そこに車のごろごろと走ってくる音が届いた。
「曹今成様と丁宇南様でいらっしゃいますか?」
暗闇から声をかけてくる女性がいた。
「あぁ、そうだが?何用だ」
「ぎょ…玉蘭様の命でお迎えに上がりました。御車へお乗りくださいませ」
女性は金鈴だった。2人は大人しく従って乗り込むと車は走り出した。その車ははっきり言って奇妙。四方を壁が囲い、外が一切見えないのだ。

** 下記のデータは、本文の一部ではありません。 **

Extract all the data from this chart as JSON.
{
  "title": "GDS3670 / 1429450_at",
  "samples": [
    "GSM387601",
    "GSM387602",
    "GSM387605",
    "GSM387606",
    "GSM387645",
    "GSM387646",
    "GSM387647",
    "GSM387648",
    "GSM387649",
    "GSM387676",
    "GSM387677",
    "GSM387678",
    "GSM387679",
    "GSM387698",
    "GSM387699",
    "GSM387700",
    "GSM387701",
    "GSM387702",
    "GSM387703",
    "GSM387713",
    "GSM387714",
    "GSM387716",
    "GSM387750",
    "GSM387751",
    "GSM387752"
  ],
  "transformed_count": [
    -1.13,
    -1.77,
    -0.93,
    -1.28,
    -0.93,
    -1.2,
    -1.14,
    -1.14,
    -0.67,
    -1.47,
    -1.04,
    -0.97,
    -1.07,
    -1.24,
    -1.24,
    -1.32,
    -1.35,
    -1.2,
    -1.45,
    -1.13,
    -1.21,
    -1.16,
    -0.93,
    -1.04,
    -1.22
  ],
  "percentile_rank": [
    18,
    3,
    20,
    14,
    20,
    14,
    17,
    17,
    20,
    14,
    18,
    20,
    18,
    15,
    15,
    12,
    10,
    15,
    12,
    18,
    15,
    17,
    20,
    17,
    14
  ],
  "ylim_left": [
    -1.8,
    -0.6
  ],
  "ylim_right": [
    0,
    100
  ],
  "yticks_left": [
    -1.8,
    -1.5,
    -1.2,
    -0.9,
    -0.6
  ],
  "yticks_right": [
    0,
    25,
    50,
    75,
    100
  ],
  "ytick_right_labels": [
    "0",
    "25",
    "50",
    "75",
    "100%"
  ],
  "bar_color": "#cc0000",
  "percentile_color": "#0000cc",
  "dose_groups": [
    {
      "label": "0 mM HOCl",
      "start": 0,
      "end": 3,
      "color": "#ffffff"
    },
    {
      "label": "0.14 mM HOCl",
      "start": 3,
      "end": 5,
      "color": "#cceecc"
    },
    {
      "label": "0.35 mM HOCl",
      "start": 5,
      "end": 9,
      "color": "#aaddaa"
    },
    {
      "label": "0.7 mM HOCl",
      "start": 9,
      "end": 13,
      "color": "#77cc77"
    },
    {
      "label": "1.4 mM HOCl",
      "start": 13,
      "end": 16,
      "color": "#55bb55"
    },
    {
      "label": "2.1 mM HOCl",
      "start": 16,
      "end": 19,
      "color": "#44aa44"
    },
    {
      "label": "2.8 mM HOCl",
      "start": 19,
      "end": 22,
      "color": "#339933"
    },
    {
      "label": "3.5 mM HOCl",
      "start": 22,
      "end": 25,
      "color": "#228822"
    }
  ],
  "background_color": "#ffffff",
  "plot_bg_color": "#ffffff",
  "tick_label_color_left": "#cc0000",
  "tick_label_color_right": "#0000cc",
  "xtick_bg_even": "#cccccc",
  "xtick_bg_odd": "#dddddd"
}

車はしばらく走ってある建物の前で止まった。そこは東宮だったのだが、大貴族の子息とはいえ入ったことのない2人にはわかるはずもない。
「こちらへ。主がお待ちにございます」
「主とは…」
金鈴はただ、お急ぎくださいとしか答えなかった。
ある一室に通された。そこにある色は様々だが、貴色である紫が基調とされている。
そしてその奥の宝座に鎮座する年若い男も紫色の衣。今成と宇南はさすがに理解した。ここは帝家に連なる方の住まう場所なのだと。
「拝謁いたします…」
2人は恭しく跪拝した。
「畏まらないでくださいな…ですわよね?殿下」
男のすぐ隣の宝座に座する女性が声をかけた。その女性は一見黒に見える衣を纏っていたが、燭台の明かりで紫にも見える長衣を身に付けていた。
「ぎょく…」
「…らん」
女性こそ瑩珠。男性こそ黎翔なのである。
「えぇ、そうよ。今成、宇南。隠していてごめんなさい…早くに明かそうと思っていたのですけれど…」
「えっと…玉蘭…?」
衝撃が強すぎて戸惑っている。
「…私の本当の名は照凰琳。この方…紫鳳国皇太子、鸞殿下が子妃でございます。名を明かせば共に過ごすことが叶わぬという事情から名を偽ってはおりましたが、友として過ごしたときは真のものです。許してくださいね?」
はっとした2人は深く礼をした。
「い、今までの数々の無礼、お許しくださいませ…」
それまで黙っていた黎翔が堪えきれぬと言うように声をあげて笑った。
「はははっ!我らはそなたらを責めようと思うて呼び寄せたのではない。我が命ではあったが、我らがそなたらを欺いていたのは事実。それをどうか許して欲しいと頼みたかったのだ。そして身勝手ではあるが、我らの友とはなってくれまいか?」
「畏れ多くも皇太子殿下のご友人となれと…」
「なれとは申さぬ。なって欲しいと頼んでおるのだ。どうで…あろうか」
黎翔は頼りなげな表情になった。
今成は立ち上がり、笑顔で言った。
「確かに学友、玉蘭が照子妃殿下ということには驚きましたが、隠されていたことは必要なこと。気にしておりませぬ。この曹今成、丁宇南で良ければ両殿下の友人でありたいと思いますっ」
4人は顔を綻ばせ、握手をした。
「我のことは鸞で良いし、妃のことは凰琳と呼ぶが良いぞ。今成、宇南、よしなにしておくれ」
「はいっ!鸞様、凰琳様」
こうして名君と皇后、双璧と呼ばれた2人の関係が築かれたのだった。